Nasihat Robi’ul Awwal 1440H – Aktifitas Makan Sebagai Pelancar Masuk Jannah

BismilLah.

Assalamu’alaykum.
Nasihat Imaamul Muslimin hafizhohulLoh saat di Bayt Waliyul Imaam, Muhajirun, Jum’at pagi tgl.01 Rob.Awwal 1440H/09 Nop 2018M sbb:

– Makan itu kita niyatkan sebagai ibadah sehingga ada ganjarannya.

– Ada 5 hal kebaikan dalam makan, yakni :

A). Makan sebagai bentuk ibadah, karena makan dan minum itu telah diperintahkan oleh Alloh Ta’ala, yakni dalam QS.Al-A’rof 31. Syaratnya adalah jangan berlebihan, sedangkan pantangan makanan itu tidak ada.
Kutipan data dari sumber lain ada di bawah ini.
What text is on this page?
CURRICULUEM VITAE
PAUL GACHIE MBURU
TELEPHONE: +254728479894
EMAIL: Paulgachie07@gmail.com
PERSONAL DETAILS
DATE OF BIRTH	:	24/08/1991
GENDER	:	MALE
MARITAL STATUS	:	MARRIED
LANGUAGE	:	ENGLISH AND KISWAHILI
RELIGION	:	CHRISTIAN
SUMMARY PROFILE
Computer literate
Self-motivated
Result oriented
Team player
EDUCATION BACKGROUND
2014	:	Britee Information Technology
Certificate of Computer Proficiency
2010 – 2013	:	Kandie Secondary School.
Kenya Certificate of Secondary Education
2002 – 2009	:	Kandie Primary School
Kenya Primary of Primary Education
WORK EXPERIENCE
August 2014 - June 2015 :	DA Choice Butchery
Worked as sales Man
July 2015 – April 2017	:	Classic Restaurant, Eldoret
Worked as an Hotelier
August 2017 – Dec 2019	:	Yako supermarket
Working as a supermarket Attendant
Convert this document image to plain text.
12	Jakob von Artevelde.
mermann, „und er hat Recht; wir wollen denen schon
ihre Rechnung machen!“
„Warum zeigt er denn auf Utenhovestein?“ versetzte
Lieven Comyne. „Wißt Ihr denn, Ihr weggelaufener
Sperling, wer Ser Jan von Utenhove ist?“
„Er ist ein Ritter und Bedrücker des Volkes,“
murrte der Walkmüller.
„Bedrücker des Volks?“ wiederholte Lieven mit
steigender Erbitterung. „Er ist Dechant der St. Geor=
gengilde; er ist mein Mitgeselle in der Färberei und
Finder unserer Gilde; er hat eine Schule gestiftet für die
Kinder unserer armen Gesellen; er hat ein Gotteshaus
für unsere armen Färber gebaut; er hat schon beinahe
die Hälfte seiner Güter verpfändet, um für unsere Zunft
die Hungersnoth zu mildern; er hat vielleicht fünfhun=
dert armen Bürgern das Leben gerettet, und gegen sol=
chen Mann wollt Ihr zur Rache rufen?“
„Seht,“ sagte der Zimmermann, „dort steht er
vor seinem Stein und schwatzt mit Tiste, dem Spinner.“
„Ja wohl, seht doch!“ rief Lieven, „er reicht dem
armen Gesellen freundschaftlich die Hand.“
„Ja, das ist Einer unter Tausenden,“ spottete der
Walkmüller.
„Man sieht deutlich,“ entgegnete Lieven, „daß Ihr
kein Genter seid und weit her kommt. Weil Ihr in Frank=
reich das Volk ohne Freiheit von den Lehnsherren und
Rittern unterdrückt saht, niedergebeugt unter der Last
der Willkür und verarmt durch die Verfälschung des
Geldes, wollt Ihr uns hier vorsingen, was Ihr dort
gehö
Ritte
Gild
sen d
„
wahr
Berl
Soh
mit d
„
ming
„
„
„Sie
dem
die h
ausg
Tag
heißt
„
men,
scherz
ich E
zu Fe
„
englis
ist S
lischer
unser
B). Makan sebagai penggugur dosa, hal ini karena adanya do’a setelah makan. Syaikh ‘Abdulloh Fadhil ‘Ali Siroj rohimahulLoh mengajarkan agar kita berdo’a berdasar HR.Abu Dawud no. 4043 sbb:
“Barang siapa yang makan makanan kemudian mengucapkan: “Alhamdulillaahilladzii ath’amanii haadzaa wa rozaqoniihi min ghoiri haulin minnii wa laa quwwatin” (Segala puji bagi Alloh yang telah memberiku makanan ini, dan merizkikan kepadaku tanpa daya serta kekuatan dariku), maka diampuni dosanya yang telah lalu.”

C). Makan (tepatnya memberi makan) sebagai pelancar masuk Jannah, hal ini berdasar hadits tentang Hushoin bin Salam, tadinya ia adalah seorang ulama Yahudi, yang ketika masuk Islam berganti nama menjadi ‘Abdulloh bin Salam. Haditsnya yakni:
“…Dan yang pertama kali beliau ucapkan adalah, ‘Wahai sekalian manusia, sebarkanlah salam, berikan makan, sambunglah silaturrohim, sholatlah di waktu malam ketika orang-orang tertidur, niscaya kalian akan masuk Surga dengan selamat.” (HR.Tirmidzi no. 2485)

D). Makan sebagai tanda bersyukur karena apa pun yang diciptakan oleh Alloh Ta’ala sebagai makanan manusia, maka harus dimakan, jangan dipantang (tidak dimakan). Bila Alloh Ta’ala sudah tumbuh-kembangkan makanan, baik dari golongan hewan maupun tumbuhan, tetapi manusia tidak mau memakannya maka ia seakan menjadi sia-sia (rujuk QS.Al-Baqoroh 168).

E). Makan sebagai sarana silaturohim, karena merupakan sunnah Nabi untuk berbincang saat makan, yakni membicarakan hal kebaikan. Dengan berbincang maka suasana menjadi akrab dan menyenangkan. Hal ini disepakati oleh para ulama (rujuk Adab Syar’iyyah, 3/177). Bahkan praktek semacam ini bnyk digunakan oleh para diplomat untuk melobi kepentingan mereka.

# Demikian ringkasan kami, semoga bermanfaat dan mohon maaf atas segala kekurangan.